Before your next agent build: score the spec. If any dimension is below 8 points, stop and fix it. That fifteen-minute audit is the highest-ROI investment in any agent project, and it costs nothing but attention. You can browse WOWHOW’s developer tools for automation and productivity tools that pair with agent workflows, or explore the full product catalog for starter kits that include pre-scored spec templates. If you want access to the downloadable Spec-Density scoring worksheet, it’s available through WOWHOW Pro Vault.
People Also Ask
What is the Spec-Density Score for AI agents?
The Spec-Density Score is a WOWHOW 0–100 rubric for grading an agent spec before any code is written. It scores six dimensions: constraints, acceptance criteria, examples, failure modes, tool scope, and rollback. Each dimension is weighted at 17 points (rollback at 15). Specs below 50 are not build-ready.
What score does an agent spec need before going to production?
The WOWHOW Spec-Density framework sets 80 as the minimum threshold for a production agent. Scores between 65 and 79 are acceptable for staging or low-stakes automation.
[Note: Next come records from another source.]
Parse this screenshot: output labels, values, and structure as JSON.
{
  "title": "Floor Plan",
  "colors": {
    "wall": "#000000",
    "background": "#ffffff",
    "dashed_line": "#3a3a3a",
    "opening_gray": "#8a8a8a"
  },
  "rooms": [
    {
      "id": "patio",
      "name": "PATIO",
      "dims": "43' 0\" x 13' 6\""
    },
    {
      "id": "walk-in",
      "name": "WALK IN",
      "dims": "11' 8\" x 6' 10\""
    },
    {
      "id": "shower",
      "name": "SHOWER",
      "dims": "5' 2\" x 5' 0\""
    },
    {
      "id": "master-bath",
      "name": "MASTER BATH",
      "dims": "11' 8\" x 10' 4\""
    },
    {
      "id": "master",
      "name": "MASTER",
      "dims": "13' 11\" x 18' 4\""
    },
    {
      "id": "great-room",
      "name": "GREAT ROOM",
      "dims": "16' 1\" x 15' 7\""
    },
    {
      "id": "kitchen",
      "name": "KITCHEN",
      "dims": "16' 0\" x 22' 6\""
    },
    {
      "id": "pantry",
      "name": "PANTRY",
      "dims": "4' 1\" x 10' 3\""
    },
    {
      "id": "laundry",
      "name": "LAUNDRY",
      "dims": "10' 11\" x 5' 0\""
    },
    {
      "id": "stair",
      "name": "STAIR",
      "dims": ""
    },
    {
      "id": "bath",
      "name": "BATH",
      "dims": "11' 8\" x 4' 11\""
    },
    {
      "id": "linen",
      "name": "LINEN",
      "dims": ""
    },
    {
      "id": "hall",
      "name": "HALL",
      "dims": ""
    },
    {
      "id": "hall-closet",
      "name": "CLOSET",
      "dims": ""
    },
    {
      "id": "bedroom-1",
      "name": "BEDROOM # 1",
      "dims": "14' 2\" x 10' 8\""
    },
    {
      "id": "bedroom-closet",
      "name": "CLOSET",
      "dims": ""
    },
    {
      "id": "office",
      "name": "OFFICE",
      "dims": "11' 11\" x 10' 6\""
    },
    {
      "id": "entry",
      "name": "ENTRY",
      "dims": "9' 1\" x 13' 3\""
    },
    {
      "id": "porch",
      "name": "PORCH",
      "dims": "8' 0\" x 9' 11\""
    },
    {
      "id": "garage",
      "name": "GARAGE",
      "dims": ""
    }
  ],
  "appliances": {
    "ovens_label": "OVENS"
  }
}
Anything below 65 is draft quality and will encounter at least one unhandled failure in the first 48 hours of a real run.
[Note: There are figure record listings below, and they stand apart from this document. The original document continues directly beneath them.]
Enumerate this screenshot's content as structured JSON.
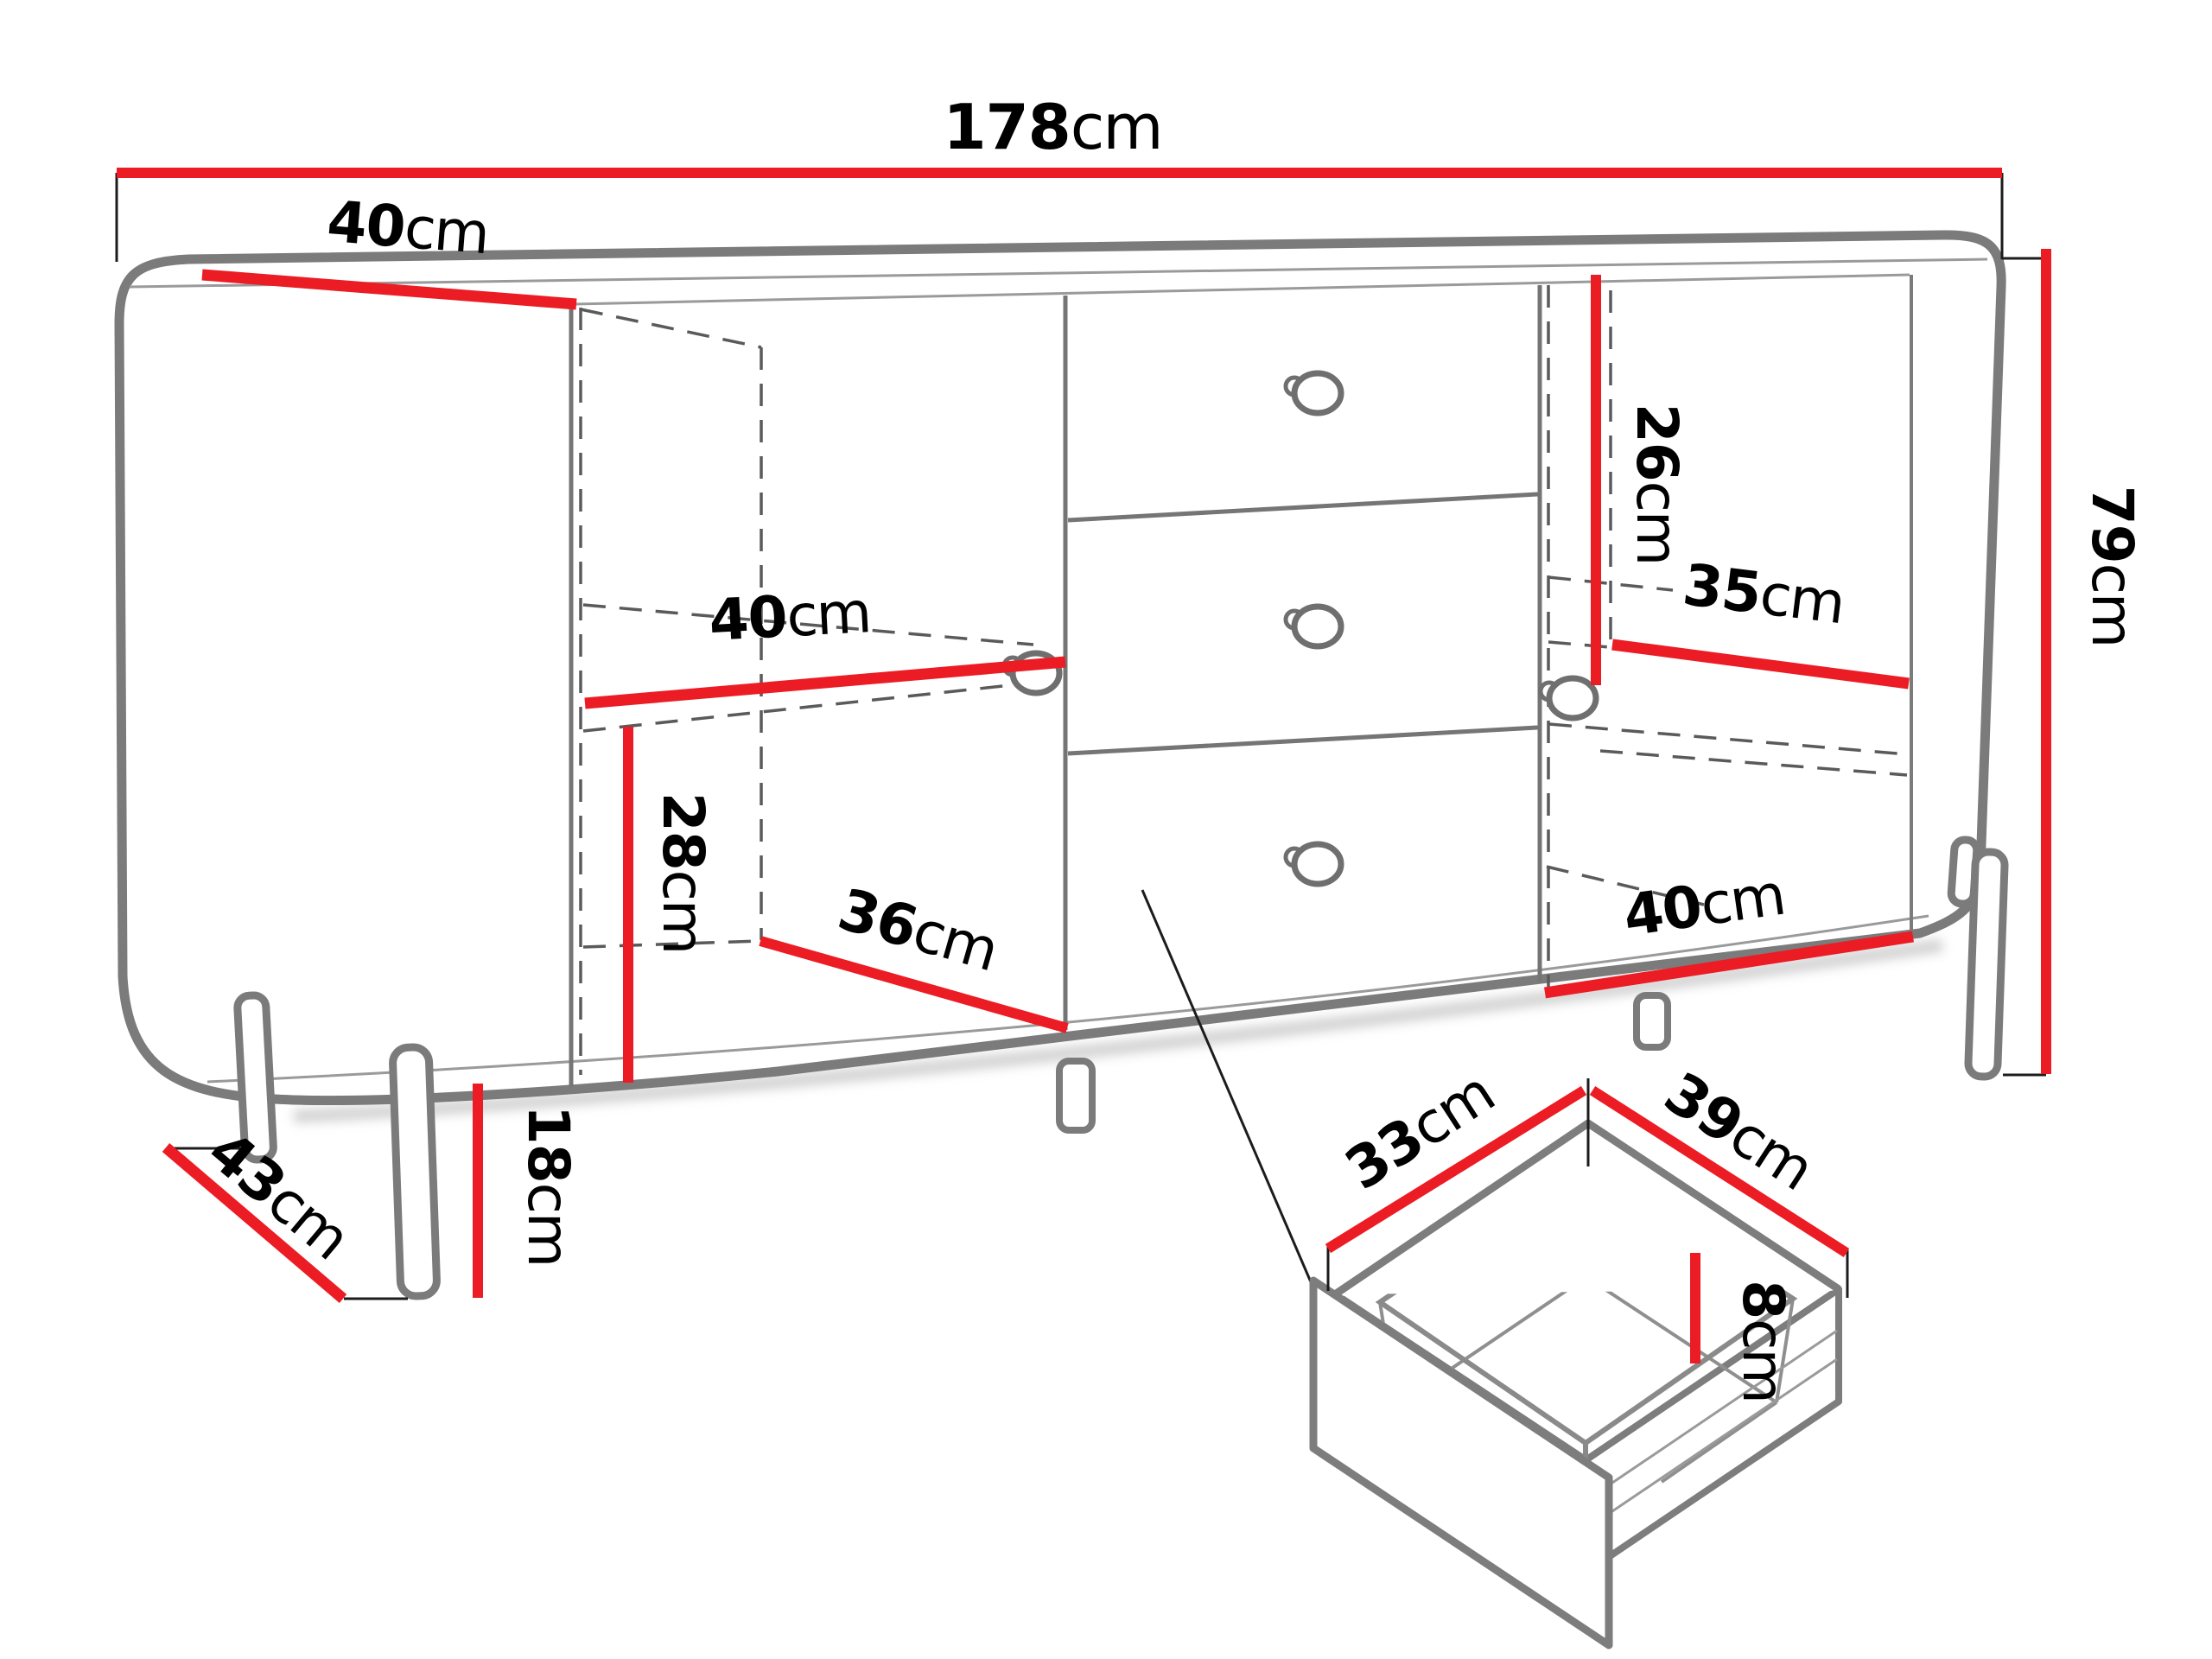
{
  "figure": {
    "type": "furniture-dimension-diagram",
    "subject": "sideboard with two doors, three drawers and drawer detail",
    "units": "cm",
    "counts": {
      "doors": 2,
      "drawers": 3,
      "knobs": 5,
      "legs": 4,
      "shelves": 2
    }
  },
  "colors": {
    "dimension_line": "#ec1c24",
    "outline_gray": "#7b7b7b",
    "dashed_gray": "#5a5a5a",
    "label_black": "#000000",
    "background": "#ffffff"
  },
  "dims": {
    "width_total": {
      "num": "178",
      "unit": "cm"
    },
    "depth_top": {
      "num": "40",
      "unit": "cm"
    },
    "height_total": {
      "num": "79",
      "unit": "cm"
    },
    "right_upper_height": {
      "num": "26",
      "unit": "cm"
    },
    "right_shelf_width": {
      "num": "35",
      "unit": "cm"
    },
    "left_shelf_width": {
      "num": "40",
      "unit": "cm"
    },
    "left_lower_height": {
      "num": "28",
      "unit": "cm"
    },
    "inner_depth": {
      "num": "36",
      "unit": "cm"
    },
    "right_bottom_width": {
      "num": "40",
      "unit": "cm"
    },
    "leg_height": {
      "num": "18",
      "unit": "cm"
    },
    "leg_span_depth": {
      "num": "43",
      "unit": "cm"
    },
    "drawer_inner_depth": {
      "num": "33",
      "unit": "cm"
    },
    "drawer_inner_width": {
      "num": "39",
      "unit": "cm"
    },
    "drawer_inner_height": {
      "num": "8",
      "unit": "cm"
    }
  }
}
Why do agent specs fail even when the model is capable?
Agent failures almost never come from the model. They come from specs that leave runtime decisions unresolved. An agent with no failure modes listed will hallucinate a recovery path when it hits an error. An agent with no tool scope will call the most powerful tool available, which creates security and data-integrity incidents. The spec is the primary failure surface, not the model.
How is the Failure Modes dimension different from error handling in code?
Code error handling is about exceptions the runtime surfaces. Failure modes in the Spec-Density framework are about conditions the agent encounters at runtime that require a decision: what to do when an API returns 429, when a target directory is missing, or when the token budget runs out mid-run. Each entry needs a detection condition, an agent response, and an escalation path — not a generic catch block.
Can a 100-point spec still produce a failing agent?
Yes. The Spec-Density Score measures structural completeness, not correctness. A spec can score 100 because it has entries in all six dimensions, but still have constraints that are wrong for the specific task, examples that miss the actual edge cases, or a rollback procedure that is technically unsound. Think of it as a pre-flight checklist, not a guarantee the destination is right.